Mehl und Impfstoff
Im Kaffee schwimmen Erinnerungen. Meine Mutter, die beim Küchentisch sitzt, ihr Köper nur noch Knochen, Haut und unreines Blut, eine schwarze Wolke über ihr und ihre Seele immer einen Schritt daneben. Sie trank zu viel Kaffee. Besonders viel trank sie, wenn sie versucht hat mit dem Rauchen aufzuhören.
Vom Fenster aus sehe ich meine Wohnung. Mit dem Kaffee bringen sie mir schon mein Essen, ohne dass ich bestelle. Praktisch, ja, aber auch bedrückend. Heute wollte ich einen Marmeladentoast, aber ich sehe schon den Kellner, wie er mit seinen struppigen Haaren und blauem Hemd mein weiches Ei rüberbringt. Ich sage nie etwas außer Danke und lächle ihn an. Meine Mutter sagte mir immer „Wenn du nichts Positives zum sagen hast sag nichts.“ Deswegen verbrachte ich meine Kindheit in Stille.
Draußen schneit es. Der kalte Schnee, der auf den dreckigen Boden fällt und dort langsam zergeht erinnert mich an die Tränen meiner Mutter vermischt mit dem Blut ihrer Nase, beides tropfte immer ins Waschbecken. Ihre Nase blutete oft.
Die Rechnung fühlt sich immer wieder aufs neue fremd in meinen Händen an. Ich zahle mit einem Zehn€-Schein und erinnere mich, wie meine Mutter sich immer freute, wenn es mein Geburtstag war, weil das Geld, das ich bekommen hatte, ihr half. Ich wusste nie wobei, merkte nur, dass sie nach meinem Geburtstag weniger zitterte und mehr backte, sie hatte immer Mehl unter ihrer Nase. Natürlich weiß ich heute, dass es kein Mehl war, auch nicht das, was Papa blutend nach Hause brachte. Mamas Augen waren auch nie vom Weinen rot und Mama war auch nie impfen.
Draußen auf der Straße sehe ich einen Mann, er erinnert mich an meinen, und seine Beerdigung. Mutter lachte, als sie ihre Hände in die Überreste Papas steckte und die Asche auf unseren dreckigen Küchenboden schmiss, sie tanzte und weinte, schrie unfertige Sätze mit einem seltsamen Lachen. Das war das letzte Mal, als ich sie tanzen gesehen habe.

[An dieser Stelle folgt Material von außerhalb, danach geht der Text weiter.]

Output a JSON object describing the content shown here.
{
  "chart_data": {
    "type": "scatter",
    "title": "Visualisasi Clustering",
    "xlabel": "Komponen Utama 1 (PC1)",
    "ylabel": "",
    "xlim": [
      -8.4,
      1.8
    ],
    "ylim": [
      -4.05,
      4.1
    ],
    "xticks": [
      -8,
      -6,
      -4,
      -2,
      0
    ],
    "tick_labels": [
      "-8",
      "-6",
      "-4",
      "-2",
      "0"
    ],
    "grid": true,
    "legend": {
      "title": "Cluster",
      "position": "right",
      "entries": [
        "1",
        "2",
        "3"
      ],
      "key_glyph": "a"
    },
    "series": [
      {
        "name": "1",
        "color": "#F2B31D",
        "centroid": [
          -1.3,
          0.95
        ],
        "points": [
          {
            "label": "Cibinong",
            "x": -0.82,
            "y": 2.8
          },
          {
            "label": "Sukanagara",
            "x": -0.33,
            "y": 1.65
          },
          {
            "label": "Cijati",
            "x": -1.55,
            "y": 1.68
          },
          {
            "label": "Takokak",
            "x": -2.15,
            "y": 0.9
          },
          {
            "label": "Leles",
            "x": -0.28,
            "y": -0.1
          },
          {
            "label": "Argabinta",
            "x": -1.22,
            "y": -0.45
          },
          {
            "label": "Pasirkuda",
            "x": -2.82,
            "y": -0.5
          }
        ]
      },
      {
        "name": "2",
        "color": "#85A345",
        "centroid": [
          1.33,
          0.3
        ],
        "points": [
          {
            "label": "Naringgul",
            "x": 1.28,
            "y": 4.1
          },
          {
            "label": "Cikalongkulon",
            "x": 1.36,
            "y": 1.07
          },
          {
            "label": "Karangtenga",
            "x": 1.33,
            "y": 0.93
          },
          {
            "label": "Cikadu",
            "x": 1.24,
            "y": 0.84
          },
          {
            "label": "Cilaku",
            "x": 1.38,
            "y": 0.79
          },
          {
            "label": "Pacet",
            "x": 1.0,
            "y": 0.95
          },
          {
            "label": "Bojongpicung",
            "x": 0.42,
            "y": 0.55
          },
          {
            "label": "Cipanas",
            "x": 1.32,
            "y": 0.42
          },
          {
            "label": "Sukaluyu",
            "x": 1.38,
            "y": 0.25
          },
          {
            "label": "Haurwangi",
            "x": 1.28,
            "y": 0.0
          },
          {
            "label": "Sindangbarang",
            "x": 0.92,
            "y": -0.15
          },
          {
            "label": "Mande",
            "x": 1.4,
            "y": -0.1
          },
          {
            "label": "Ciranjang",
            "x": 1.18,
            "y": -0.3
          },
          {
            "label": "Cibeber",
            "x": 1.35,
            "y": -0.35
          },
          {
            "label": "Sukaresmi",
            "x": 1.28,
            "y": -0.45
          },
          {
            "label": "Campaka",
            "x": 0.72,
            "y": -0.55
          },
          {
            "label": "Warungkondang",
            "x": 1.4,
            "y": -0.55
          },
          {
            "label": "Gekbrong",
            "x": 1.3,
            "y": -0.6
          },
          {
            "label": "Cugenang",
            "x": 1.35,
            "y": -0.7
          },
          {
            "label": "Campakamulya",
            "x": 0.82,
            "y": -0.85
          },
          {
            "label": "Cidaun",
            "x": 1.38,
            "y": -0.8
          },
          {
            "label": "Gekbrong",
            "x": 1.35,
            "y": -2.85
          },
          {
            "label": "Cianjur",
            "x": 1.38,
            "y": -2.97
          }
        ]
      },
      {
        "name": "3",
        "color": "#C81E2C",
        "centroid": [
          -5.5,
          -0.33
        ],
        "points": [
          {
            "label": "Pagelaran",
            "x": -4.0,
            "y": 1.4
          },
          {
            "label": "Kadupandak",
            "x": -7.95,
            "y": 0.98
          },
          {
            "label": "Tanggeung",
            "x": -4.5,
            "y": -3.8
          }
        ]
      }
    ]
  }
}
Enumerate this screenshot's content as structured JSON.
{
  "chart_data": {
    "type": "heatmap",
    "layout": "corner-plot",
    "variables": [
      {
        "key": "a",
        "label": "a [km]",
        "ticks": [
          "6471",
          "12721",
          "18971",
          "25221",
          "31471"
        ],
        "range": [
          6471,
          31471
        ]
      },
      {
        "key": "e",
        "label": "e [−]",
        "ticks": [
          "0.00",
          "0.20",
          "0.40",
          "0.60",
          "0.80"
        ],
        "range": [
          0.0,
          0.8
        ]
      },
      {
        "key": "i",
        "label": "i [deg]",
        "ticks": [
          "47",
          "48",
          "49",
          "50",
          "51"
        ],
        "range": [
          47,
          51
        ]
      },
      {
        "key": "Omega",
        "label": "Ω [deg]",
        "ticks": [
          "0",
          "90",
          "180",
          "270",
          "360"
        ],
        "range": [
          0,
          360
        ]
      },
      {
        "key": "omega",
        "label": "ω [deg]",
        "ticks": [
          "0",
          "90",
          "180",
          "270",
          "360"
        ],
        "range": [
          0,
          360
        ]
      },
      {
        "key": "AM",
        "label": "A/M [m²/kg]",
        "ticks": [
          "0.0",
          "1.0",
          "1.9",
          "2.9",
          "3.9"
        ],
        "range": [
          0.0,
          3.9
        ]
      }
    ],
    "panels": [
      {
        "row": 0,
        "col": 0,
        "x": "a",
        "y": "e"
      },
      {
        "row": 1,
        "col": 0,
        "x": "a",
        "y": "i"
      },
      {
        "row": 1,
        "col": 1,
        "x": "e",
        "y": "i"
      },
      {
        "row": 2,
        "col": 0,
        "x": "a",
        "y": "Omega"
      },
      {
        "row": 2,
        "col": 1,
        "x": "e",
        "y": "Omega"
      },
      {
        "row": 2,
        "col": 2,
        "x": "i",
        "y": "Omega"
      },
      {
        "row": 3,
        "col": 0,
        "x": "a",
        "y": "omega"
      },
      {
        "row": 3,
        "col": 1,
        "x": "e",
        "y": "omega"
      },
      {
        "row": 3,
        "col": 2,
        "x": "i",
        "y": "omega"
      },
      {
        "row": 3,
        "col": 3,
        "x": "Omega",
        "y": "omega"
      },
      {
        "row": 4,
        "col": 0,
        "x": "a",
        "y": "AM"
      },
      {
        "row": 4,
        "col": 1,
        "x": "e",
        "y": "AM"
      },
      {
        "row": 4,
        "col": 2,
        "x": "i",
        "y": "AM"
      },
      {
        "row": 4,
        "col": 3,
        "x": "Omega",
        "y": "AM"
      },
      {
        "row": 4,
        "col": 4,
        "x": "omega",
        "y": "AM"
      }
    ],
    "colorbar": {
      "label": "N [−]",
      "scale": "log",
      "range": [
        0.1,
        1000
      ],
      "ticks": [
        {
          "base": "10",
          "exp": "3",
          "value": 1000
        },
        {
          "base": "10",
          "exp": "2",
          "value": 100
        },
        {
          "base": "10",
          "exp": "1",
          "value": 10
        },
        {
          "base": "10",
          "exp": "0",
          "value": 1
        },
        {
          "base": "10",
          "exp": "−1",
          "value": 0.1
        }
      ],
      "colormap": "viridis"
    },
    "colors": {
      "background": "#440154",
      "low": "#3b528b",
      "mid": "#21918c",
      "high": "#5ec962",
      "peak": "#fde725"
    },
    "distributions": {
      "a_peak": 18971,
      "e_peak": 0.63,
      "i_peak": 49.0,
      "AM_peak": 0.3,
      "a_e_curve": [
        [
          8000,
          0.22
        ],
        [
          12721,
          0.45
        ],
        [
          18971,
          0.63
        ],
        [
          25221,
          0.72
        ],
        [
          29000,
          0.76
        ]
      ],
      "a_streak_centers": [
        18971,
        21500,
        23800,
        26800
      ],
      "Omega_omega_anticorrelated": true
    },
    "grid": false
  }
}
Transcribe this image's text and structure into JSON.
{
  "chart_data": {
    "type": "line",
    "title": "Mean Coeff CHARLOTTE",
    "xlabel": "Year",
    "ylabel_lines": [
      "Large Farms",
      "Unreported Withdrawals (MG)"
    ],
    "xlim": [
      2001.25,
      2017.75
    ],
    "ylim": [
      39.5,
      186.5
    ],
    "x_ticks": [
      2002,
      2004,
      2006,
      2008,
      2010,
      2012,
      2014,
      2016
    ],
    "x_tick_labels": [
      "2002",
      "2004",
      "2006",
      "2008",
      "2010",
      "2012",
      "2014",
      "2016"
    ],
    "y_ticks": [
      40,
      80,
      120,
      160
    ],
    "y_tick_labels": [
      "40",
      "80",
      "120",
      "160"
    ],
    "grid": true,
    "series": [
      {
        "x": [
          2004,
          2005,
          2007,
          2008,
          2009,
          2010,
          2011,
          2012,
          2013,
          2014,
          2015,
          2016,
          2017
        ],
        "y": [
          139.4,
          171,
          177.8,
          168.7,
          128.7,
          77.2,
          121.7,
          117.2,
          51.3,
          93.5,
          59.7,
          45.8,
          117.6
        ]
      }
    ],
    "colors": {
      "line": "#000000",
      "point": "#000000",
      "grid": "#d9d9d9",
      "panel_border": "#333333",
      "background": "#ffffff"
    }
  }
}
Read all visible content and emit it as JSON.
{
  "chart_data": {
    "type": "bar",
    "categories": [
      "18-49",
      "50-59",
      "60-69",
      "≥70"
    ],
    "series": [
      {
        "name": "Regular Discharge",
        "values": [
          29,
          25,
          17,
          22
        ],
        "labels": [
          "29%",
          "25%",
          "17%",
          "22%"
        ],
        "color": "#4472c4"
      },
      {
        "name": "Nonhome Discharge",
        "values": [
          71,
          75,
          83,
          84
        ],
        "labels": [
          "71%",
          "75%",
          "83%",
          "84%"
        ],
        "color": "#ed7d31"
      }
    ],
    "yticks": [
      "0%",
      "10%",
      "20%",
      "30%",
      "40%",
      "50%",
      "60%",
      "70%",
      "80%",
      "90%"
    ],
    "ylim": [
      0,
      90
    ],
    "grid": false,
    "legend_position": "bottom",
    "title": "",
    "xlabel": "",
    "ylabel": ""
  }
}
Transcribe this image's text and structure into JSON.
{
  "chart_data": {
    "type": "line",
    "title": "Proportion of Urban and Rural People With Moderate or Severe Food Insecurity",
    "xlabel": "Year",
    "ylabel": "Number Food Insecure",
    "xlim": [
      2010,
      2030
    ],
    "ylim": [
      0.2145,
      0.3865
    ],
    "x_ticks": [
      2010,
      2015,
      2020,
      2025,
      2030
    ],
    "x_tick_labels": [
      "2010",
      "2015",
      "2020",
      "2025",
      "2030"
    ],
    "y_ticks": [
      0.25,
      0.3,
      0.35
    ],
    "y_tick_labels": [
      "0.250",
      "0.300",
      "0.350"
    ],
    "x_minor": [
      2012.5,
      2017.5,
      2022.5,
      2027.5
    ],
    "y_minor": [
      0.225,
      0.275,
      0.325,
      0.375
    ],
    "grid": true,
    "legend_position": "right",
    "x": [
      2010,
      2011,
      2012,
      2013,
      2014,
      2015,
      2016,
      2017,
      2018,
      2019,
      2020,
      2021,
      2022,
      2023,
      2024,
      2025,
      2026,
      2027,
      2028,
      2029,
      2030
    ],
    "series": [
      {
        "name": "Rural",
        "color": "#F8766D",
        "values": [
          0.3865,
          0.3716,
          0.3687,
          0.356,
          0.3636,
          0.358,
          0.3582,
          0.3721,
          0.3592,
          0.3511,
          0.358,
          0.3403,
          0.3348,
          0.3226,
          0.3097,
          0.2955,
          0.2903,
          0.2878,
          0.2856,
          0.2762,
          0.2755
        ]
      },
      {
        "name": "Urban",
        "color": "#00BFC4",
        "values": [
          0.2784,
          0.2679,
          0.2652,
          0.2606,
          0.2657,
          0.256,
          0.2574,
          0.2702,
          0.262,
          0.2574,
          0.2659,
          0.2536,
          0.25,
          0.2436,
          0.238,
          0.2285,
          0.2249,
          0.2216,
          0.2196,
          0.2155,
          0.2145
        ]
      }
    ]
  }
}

Meine Schritte hinterlassen Fußabdrücke im Schnee am Weg zur Arbeit. Ich arbeite in einem Museum, ab und zu muss ich in die Menschenmenge „Shh!“ schreien, bekomme ein paar hassende Blicke, aber nichts, was ich nicht schon gewöhnt bin. Mir haben schon immer wenige Menschen zugelächelt. Meine Eltern hingegen waren Sonnenschein und Regenbogen, ich war der Regen. Als mein Vater starb war meine Mutter auch nur noch ein Wolke. Manchmal voll mit einem Gewitter, aber meistens leer. Deswegen war ich meistens im kühlen Schatten oder im Regen. Auch jetzt, wenn sie nicht an meiner Seite ist, sind meine Gedanken an sie gebunden.
Ich wohne noch in der kleinen Wohnung, wo auch meine Mutter mal gewohnt hat. Sie hat ihre meiste Zeit im Bad verbracht, wo sie manchmal das Wasser schwarz färbte, weil sie Tage lang nicht nach Hause gekommen war. Ich habe Glück, dass ihre Eltern diese Wohnung in den 1960ern gekauft haben, sonst hätten wir sie uns nicht leisten können und ich hätte mit ihr in dunklen Ecken geschlafen und wahrscheinlich auch begonnen.